«Alti Sagi» in Leissigen durch Polymechaniker-Lernende saniert
Impressionen Umbau Sagi Leissigen
Wie alles begann
Der Verein «Alti Sagi» hat sich im Frühling 2008 an die Fachkommission der Polymechaniker bzi gewandt und angefragt, ob die Lernenden der Lehrbetriebe helfen könnten, die Transmission zu demontieren, die einzelnen Teile aufzuarbeiten und dann wieder zu montieren.

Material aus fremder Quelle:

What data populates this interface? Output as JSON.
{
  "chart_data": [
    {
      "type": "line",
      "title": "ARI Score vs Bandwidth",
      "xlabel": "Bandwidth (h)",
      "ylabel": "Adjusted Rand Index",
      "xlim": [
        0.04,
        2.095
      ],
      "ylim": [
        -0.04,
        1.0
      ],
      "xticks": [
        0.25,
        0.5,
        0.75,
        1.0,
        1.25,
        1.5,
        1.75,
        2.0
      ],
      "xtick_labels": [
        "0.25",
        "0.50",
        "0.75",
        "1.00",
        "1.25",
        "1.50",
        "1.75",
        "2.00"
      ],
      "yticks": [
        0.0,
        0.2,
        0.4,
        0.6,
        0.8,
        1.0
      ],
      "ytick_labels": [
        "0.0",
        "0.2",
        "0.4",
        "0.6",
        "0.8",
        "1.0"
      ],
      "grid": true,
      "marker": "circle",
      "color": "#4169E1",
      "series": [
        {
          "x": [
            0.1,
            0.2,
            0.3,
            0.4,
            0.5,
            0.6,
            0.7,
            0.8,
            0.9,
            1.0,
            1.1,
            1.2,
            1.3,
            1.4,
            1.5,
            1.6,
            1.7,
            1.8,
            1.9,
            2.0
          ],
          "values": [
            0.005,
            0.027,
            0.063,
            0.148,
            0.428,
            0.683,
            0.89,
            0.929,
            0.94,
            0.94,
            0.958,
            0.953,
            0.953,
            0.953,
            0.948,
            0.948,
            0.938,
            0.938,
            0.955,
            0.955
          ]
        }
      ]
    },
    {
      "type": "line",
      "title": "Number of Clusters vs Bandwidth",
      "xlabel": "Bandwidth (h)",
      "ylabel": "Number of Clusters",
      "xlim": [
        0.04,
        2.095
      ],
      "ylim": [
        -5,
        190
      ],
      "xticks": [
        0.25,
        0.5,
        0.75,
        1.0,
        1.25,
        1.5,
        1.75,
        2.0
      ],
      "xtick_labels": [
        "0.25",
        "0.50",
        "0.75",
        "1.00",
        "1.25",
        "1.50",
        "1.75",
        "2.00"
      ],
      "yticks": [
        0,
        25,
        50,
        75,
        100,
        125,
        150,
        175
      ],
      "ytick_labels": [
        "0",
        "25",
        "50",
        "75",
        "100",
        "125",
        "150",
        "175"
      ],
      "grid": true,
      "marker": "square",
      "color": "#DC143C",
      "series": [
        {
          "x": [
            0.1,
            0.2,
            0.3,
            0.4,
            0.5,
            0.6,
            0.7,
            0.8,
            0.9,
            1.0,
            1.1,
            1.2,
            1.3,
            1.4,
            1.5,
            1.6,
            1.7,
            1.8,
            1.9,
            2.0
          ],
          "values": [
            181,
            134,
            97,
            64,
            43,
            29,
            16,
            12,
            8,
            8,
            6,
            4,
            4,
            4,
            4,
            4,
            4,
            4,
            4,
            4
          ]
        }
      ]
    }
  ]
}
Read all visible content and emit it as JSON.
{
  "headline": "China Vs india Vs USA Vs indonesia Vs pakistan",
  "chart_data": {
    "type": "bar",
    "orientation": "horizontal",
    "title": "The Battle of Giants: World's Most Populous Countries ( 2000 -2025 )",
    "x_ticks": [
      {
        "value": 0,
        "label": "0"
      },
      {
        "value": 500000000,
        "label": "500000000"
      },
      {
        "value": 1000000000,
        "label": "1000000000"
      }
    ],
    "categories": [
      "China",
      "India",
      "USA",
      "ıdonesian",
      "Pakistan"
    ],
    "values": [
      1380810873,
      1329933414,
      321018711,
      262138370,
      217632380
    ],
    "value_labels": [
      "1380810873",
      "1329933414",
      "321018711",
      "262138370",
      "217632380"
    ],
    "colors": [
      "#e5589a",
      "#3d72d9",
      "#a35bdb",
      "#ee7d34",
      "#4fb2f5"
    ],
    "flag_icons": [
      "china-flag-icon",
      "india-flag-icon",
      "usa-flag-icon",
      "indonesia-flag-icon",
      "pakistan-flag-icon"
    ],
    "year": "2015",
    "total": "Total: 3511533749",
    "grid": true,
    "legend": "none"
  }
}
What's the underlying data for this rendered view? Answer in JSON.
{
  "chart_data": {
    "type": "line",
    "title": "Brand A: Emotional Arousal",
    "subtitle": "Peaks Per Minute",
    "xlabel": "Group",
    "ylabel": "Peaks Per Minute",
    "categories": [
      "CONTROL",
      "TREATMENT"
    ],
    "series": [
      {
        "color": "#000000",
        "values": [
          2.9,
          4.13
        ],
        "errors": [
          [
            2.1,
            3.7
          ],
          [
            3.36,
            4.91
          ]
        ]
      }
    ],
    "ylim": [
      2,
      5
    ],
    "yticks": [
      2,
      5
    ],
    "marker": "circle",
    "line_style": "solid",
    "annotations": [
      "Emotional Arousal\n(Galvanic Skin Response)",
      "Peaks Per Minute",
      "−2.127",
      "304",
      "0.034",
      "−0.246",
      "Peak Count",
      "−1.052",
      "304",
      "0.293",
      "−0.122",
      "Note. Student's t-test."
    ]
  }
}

Grosse Unterstützung durch Lehrbetriebe
Vereinspräsident Beat Steuri freute sich über das durchwegs positive Echo. Alle Lehrbetriebe sicherten ihre Hilfe zu: die BLS, die Zentralbahn, die BOB AG, die Jungfraubahn AG, die WAB AG, die Wandfluh AG, die Ruag Aerospace AG, die Elektromotorenwerk Brienz AG, die Lamag Lagertechnik AG Ringgenberg, die Zobo AG Brienz, die KWO AG, die Nitrochemie Wimmis AG, die Loginberufsbildung Spiez und das Logistikcenter Unterbach.
Erste Aufgaben
Lernende der Nitrochemie Wimmis AG demontierten die Transmission unter der Leitung von Heinz Wittwer. Eine Gruppe Polymechaniker im vierten Lehrjahr nahm in Leissigen das grosse Wasserrad und die verschiedenen Zahnräder ins Visier ihrer Arbeit am Computer. Damit die Lernenden dies tun konnten, mussten sie die Grössen der verschiedenen Bestandteile des Wasserrads und der Transmission ausmessen. Es ging darum, die Masse der Räder, die Form der zum Teil hölzernen Zahnradzähne, die Abstände und das Volumen der Schaufeln des Wasserrads genau auszumessen und zu skizzieren.
Die Lehrbetriebe übernahmen die demontierten Teile und sorgten dafür, dass später kein Sand – oder vielmehr Rost, ausgeleierte Gewinde oder ähnliches – mehr im Getriebe ist.
Ziel der Gruppe bzi
Das Ziel war, eine Vorrichtung mit einem 3D-CAD-Programm zu konstruieren, mit der sich das Wasserrad von der Transmission für den Sägereibetrieb abkuppeln und im Bedarfsfall – wenn die Säge zu Schauzwecken in Betrieb genommen wird – wieder ankuppeln lässt. Dies wurde mit zusätzlicher Hilfe Lernender der KWO Innertkirchen AG realisiert.
Künftig als Museum
Die historische Säge aus dem Jahr 1841 wurde im Laufe der Zeit durch verschiedene Energiequellen angetrieben: zuerst durch ein Wasserrad, dann durch einen Petrolmotor und zuletzt durch einen Elektromotor. Die Alte Säge wird in Zukunft vor allem als kleines Dorfmuseum zur Veranschaulichung dieser drei Technologien dienen. Zudem soll sie auch von Schulen, Privaten und als touristische Attraktion genutzt werden.